There are currently two ways to fund lockers on existing housing estates in Southwark: the Cleaner Greener Safer fund and the TfL-funded scheme. The only model of storage approved by the Planning dept is the vertical steel locker. Rental is managed directly by the supplier (Bikeaway or Cyclehoop), costing tenants between £30 and £45 per annum.

For the TfL scheme, in 2012, Southwark spent £85,000 (including £50,000 from Transport for London) to install a total of 102 lockers on estates across the borough. Consultation and obtaining planning permission add quite a large sum to the purchase cost of lockers (purchase cost around £700 inc VAT; planning permission £178). (Expenditure on cycle lockers through CGS fund is not known.)

Before 2010
Residents contact councillors and/or council officers about bike storage. Plans are made for £1.5million extensive landscaping of EDE (repairs to walls, new paving for courtyards, planters, meadows etc). However, there are no plans to include cycle storage.

July 2010
Southwark Council are asked about EDE being considered for the TfL scheme. The reply is that residents’ interest needs to be proven, but EDE will be put on list.

Jan 2011
A  survey of the residents of two blocks shows many are able and willing to cycle but have nowhere to keep bikes. The results are sent to Southwark Council. Officer says estate will be put on the waiting list for the following year. Resident and Southwark Cyclists member Eleanor Margolies’s application to the LCC Community Cycling Fund funding for lockers is unsuccessful.

Southwark says EDE is not eligible for TfL fund for lockers because the lockers should be paid for by the regeneration scheme (even though this is a council estate being regenerated by the council). Residents work with landscape architect to agree 90 locations for cycle lockers. Planning permission granted March 2013. There is no funding for lockers within estate regeneration budget. Nevertheless, having planning permission will save (Southwark, the project team, any future charitable funders) the cost and effort of getting individual planning permission for lockers.

Another application by Eleanor for funding for lockers, from the CGS, is unsuccessful.

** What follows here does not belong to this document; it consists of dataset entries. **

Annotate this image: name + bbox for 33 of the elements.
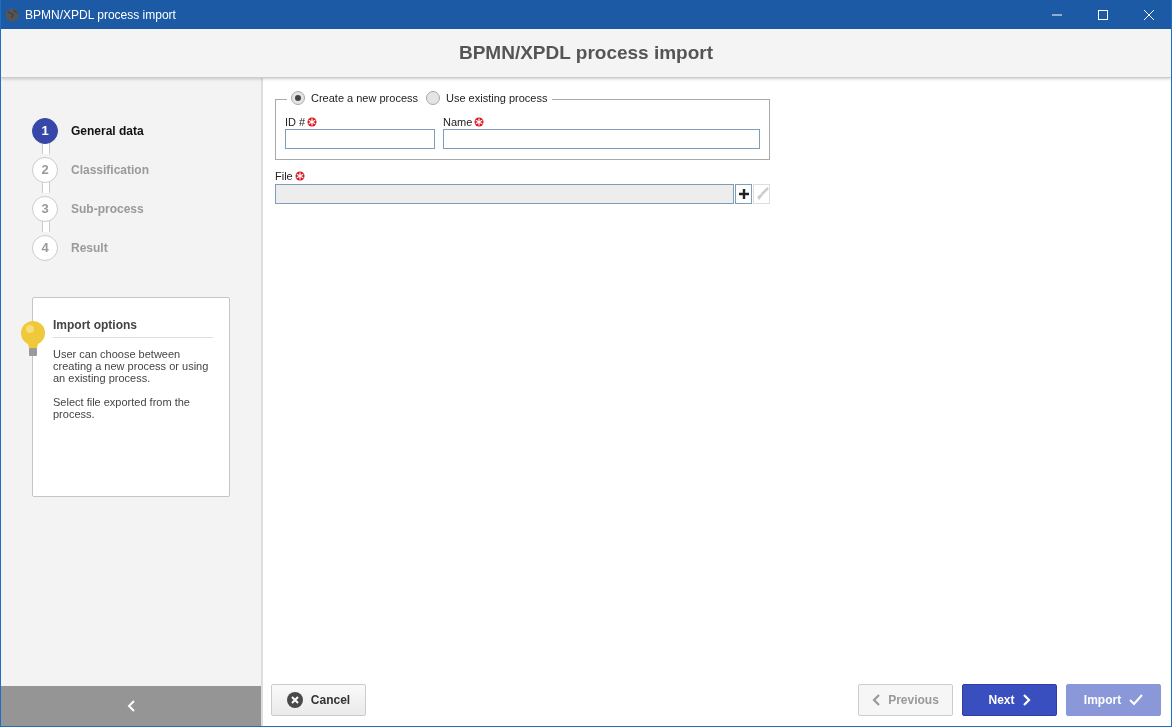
maximize-icon: [1098, 9, 1108, 20]
chevron-left-icon[interactable]: [127, 700, 135, 712]
add-button[interactable]: [735, 184, 752, 204]
dialog-title: BPMN/XPDL process import: [458, 42, 714, 64]
step-label: Classification: [71, 162, 150, 177]
step-label: General data: [71, 123, 144, 138]
step-number: 2: [32, 156, 58, 183]
step-label: Sub-process: [71, 201, 144, 216]
text-field[interactable]: [443, 129, 760, 149]
step-number: 1: [32, 117, 58, 144]
cancel-button[interactable]: Cancel: [271, 684, 366, 716]
text-field[interactable]: [285, 129, 435, 149]
brush-icon: [754, 187, 769, 201]
step-label: Result: [71, 240, 108, 255]
radio-option[interactable]: Use existing process: [426, 91, 548, 105]
tip-title: Import options: [53, 318, 213, 338]
next-button[interactable]: Next: [962, 684, 1057, 716]
field-label: ID #: [285, 116, 306, 128]
field-label: Name: [443, 116, 473, 128]
close-circle-icon: [286, 692, 303, 708]
close-icon: [1144, 9, 1154, 20]
checkmark-icon: [1129, 694, 1144, 706]
field-label: File: [275, 170, 293, 182]
chevron-right-icon: [1022, 694, 1031, 706]
step-number: 3: [32, 195, 58, 222]
window-title: BPMN/XPDL process import: [25, 7, 176, 22]
chevron-left-icon: [872, 694, 881, 706]
radio-option[interactable]: Create a new process: [291, 91, 418, 105]
tip-text: User can choose between creating a new process or using an existing process.: [53, 348, 210, 384]
globe-icon: [5, 7, 19, 22]
step-number: 4: [32, 234, 58, 261]
plus-icon: [738, 189, 749, 199]
tip-text: Select file exported from the process.: [53, 396, 191, 420]
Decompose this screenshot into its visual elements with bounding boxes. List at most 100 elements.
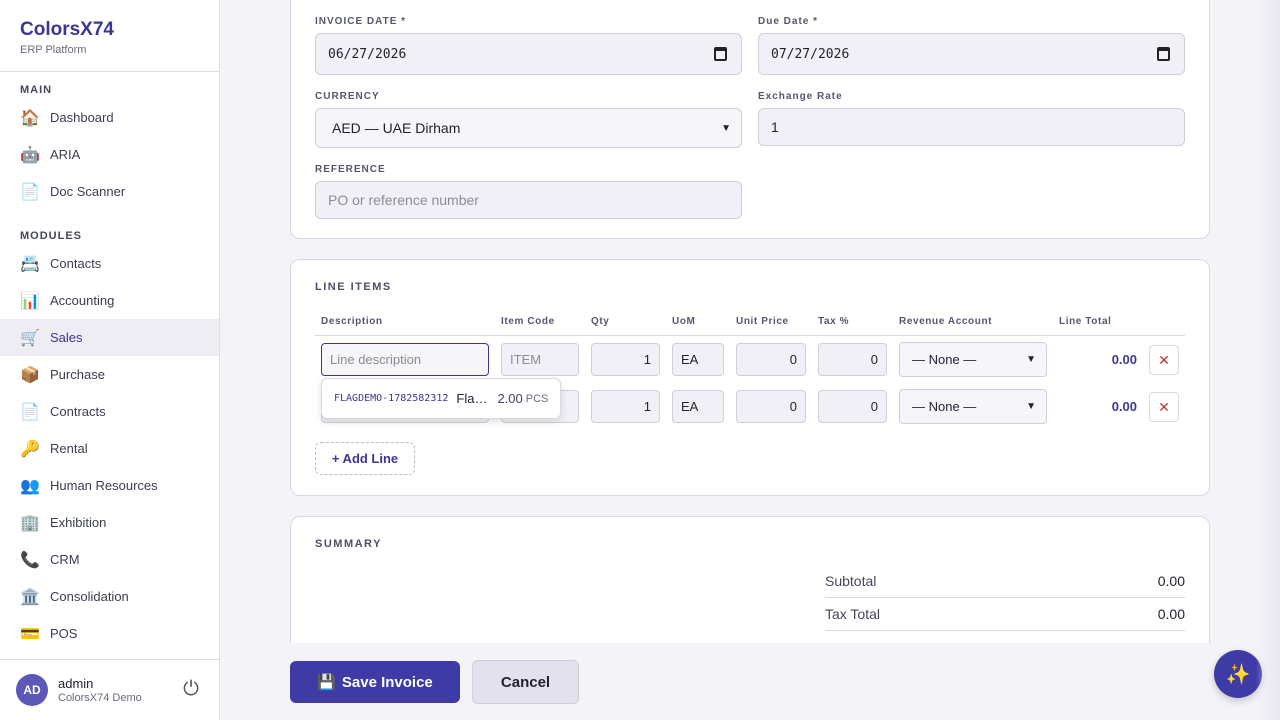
tax-total-value: 0.00: [1157, 606, 1185, 622]
user-name: admin: [58, 676, 94, 691]
card-index-icon: 📇: [20, 255, 40, 273]
sidebar-item-label: Sales: [50, 330, 83, 345]
sidebar-item-dashboard[interactable]: 🏠 Dashboard: [0, 99, 219, 136]
tax-input[interactable]: 0: [818, 343, 887, 376]
column-header-unit-price: Unit Price: [736, 316, 789, 327]
revenue-account-select[interactable]: — None — ▼: [899, 389, 1047, 424]
save-invoice-button[interactable]: 💾 Save Invoice: [290, 661, 460, 703]
column-header-revenue-account: Revenue Account: [899, 316, 993, 327]
qty-input[interactable]: 1: [591, 343, 660, 376]
delete-line-button[interactable]: ✕: [1149, 345, 1179, 375]
key-icon: 🔑: [20, 440, 40, 458]
sidebar-item-label: Accounting: [50, 293, 115, 308]
uom-input[interactable]: EA: [672, 390, 724, 423]
document-icon: 📄: [20, 403, 40, 421]
power-icon[interactable]: ⏻: [183, 678, 199, 701]
qty-input[interactable]: 1: [591, 390, 660, 423]
people-icon: 👥: [20, 477, 40, 495]
sidebar-item-label: Doc Scanner: [50, 184, 126, 199]
sidebar-item-accounting[interactable]: 📊 Accounting: [0, 282, 219, 319]
save-invoice-label: Save Invoice: [341, 673, 433, 691]
exchange-rate-value: 1: [771, 119, 779, 135]
calendar-icon[interactable]: [1157, 47, 1170, 61]
sidebar-item-label: Purchase: [50, 367, 105, 382]
revenue-account-value: — None —: [912, 399, 977, 414]
revenue-account-value: — None —: [912, 352, 977, 367]
nav-heading-main: MAIN: [20, 84, 53, 96]
line-total: 0.00: [1111, 399, 1137, 414]
invoice-details-card: INVOICE DATE * 06/27/2026 Due Date * 07/…: [290, 0, 1210, 239]
delete-line-button[interactable]: ✕: [1149, 392, 1179, 422]
user-info: admin ColorsX74 Demo: [58, 676, 142, 704]
add-line-button[interactable]: + Add Line: [315, 442, 415, 475]
sidebar-item-crm[interactable]: 📞 CRM: [0, 541, 219, 578]
summary-card: SUMMARY Subtotal 0.00 Tax Total 0.00: [290, 516, 1210, 656]
currency-select[interactable]: AED — UAE Dirham ▼: [315, 108, 742, 148]
brand-title[interactable]: ColorsX74: [20, 19, 199, 41]
brand: ColorsX74 ERP Platform: [0, 0, 219, 72]
cart-icon: 🛒: [20, 329, 40, 347]
invoice-date-input[interactable]: 06/27/2026: [315, 33, 742, 75]
column-header-qty: Qty: [591, 316, 610, 327]
sidebar-item-label: Human Resources: [50, 478, 158, 493]
action-bar: 💾 Save Invoice Cancel: [220, 643, 1280, 720]
package-icon: 📦: [20, 366, 40, 384]
nav-heading-modules: MODULES: [20, 230, 82, 242]
sidebar-item-label: CRM: [50, 552, 80, 567]
sidebar-item-pos[interactable]: 💳 POS: [0, 615, 219, 652]
sidebar-item-exhibition[interactable]: 🏢 Exhibition: [0, 504, 219, 541]
suggestion-item-qty: 2.00: [497, 391, 523, 406]
sidebar-item-aria[interactable]: 🤖 ARIA: [0, 136, 219, 173]
cancel-button[interactable]: Cancel: [472, 660, 579, 704]
sidebar-item-label: Contacts: [50, 256, 102, 271]
sidebar-item-sales[interactable]: 🛒 Sales: [0, 319, 219, 356]
description-input[interactable]: Line description: [321, 343, 489, 376]
calendar-icon[interactable]: [714, 47, 727, 61]
sidebar-item-label: Rental: [50, 441, 88, 456]
sidebar-item-human-resources[interactable]: 👥 Human Resources: [0, 467, 219, 504]
uom-input[interactable]: EA: [672, 343, 724, 376]
item-code-input[interactable]: ITEM: [501, 343, 579, 376]
line-total: 0.00: [1111, 352, 1137, 367]
tax-input[interactable]: 0: [818, 390, 887, 423]
item-suggestion-dropdown[interactable]: FLAGDEMO-1782582312 Fla… 2.00 PCS: [321, 378, 561, 419]
item-code-placeholder: ITEM: [510, 352, 542, 367]
sidebar-item-purchase[interactable]: 📦 Purchase: [0, 356, 219, 393]
sidebar-item-rental[interactable]: 🔑 Rental: [0, 430, 219, 467]
sidebar-item-consolidation[interactable]: 🏛️ Consolidation: [0, 578, 219, 615]
sidebar-item-contacts[interactable]: 📇 Contacts: [0, 245, 219, 282]
chevron-down-icon: ▼: [721, 123, 731, 134]
tax-total-row: Tax Total 0.00: [825, 598, 1185, 631]
sidebar-item-label: Dashboard: [50, 110, 114, 125]
robot-icon: 🤖: [20, 146, 40, 164]
chevron-down-icon: ▼: [1026, 354, 1036, 365]
unit-price-input[interactable]: 0: [736, 390, 806, 423]
invoice-date-value: 06/27/2026: [328, 46, 407, 62]
revenue-account-select[interactable]: — None — ▼: [899, 342, 1047, 377]
scroll-edge-shade: [1256, 0, 1280, 720]
close-icon: ✕: [1158, 398, 1170, 415]
subtotal-value: 0.00: [1157, 573, 1185, 589]
reference-input[interactable]: PO or reference number: [315, 181, 742, 219]
avatar[interactable]: AD: [16, 674, 48, 706]
sidebar-item-label: ARIA: [50, 147, 81, 162]
exchange-rate-input[interactable]: 1: [758, 108, 1185, 146]
header-divider: [315, 335, 1185, 336]
suggestion-item-code: FLAGDEMO-1782582312: [334, 393, 449, 404]
sidebar-item-contracts[interactable]: 📄 Contracts: [0, 393, 219, 430]
sidebar-item-doc-scanner[interactable]: 📄 Doc Scanner: [0, 173, 219, 210]
line-items-title: LINE ITEMS: [315, 281, 392, 293]
sidebar-item-label: POS: [50, 626, 78, 641]
ai-assistant-button[interactable]: ✨: [1214, 650, 1262, 698]
summary-title: SUMMARY: [315, 538, 382, 550]
close-icon: ✕: [1158, 351, 1170, 368]
suggestion-item-uom: PCS: [525, 392, 549, 405]
due-date-input[interactable]: 07/27/2026: [758, 33, 1185, 75]
sparkles-icon: ✨: [1225, 663, 1251, 686]
invoice-date-label: INVOICE DATE *: [315, 16, 407, 27]
unit-price-input[interactable]: 0: [736, 343, 806, 376]
home-icon: 🏠: [20, 109, 40, 127]
column-header-uom: UoM: [672, 316, 696, 327]
reference-label: REFERENCE: [315, 164, 386, 175]
credit-card-icon: 💳: [20, 625, 40, 643]
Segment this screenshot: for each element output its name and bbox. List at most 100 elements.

The estate regeneration project team (EDERPT) applies for CGS funds – successful this time! Twenty lockers to be installed in 2013. This covers less then 25% of the lockers for which we have planning permission, so we are still looking for other sources of funding.

New criteria for TfL scheme are brought in: estates within 1.5km of the new Cycle Super Highway 5 will be eligible for lockers. EDE is now eligible but Housing Manger tells Transport that lockers aren’t needed. No attempt made to contact TRA or EDERPT; no record of previous interest in lockers.

Residents win agreement from Planning Committee that full survey of residents transport needs should be carried out before plans are finalised, rather than just visual parking count.

Residents apply to be part of the bike hangar trial via the LCC website. No response so far.

This estate has proven interest among residents, a landscape architect and group of residents have thoroughly considered options for sites, and we have planning permission in place. Yet it has taken three years and a lot of work to get just 20 lockers. Failures of record-keeping and lack of communication between departments have blocked progress.

*An ongoing consultation partnership organised by Southwark Council to collate feedback and suggest new actions for the borough’s cycling strategy.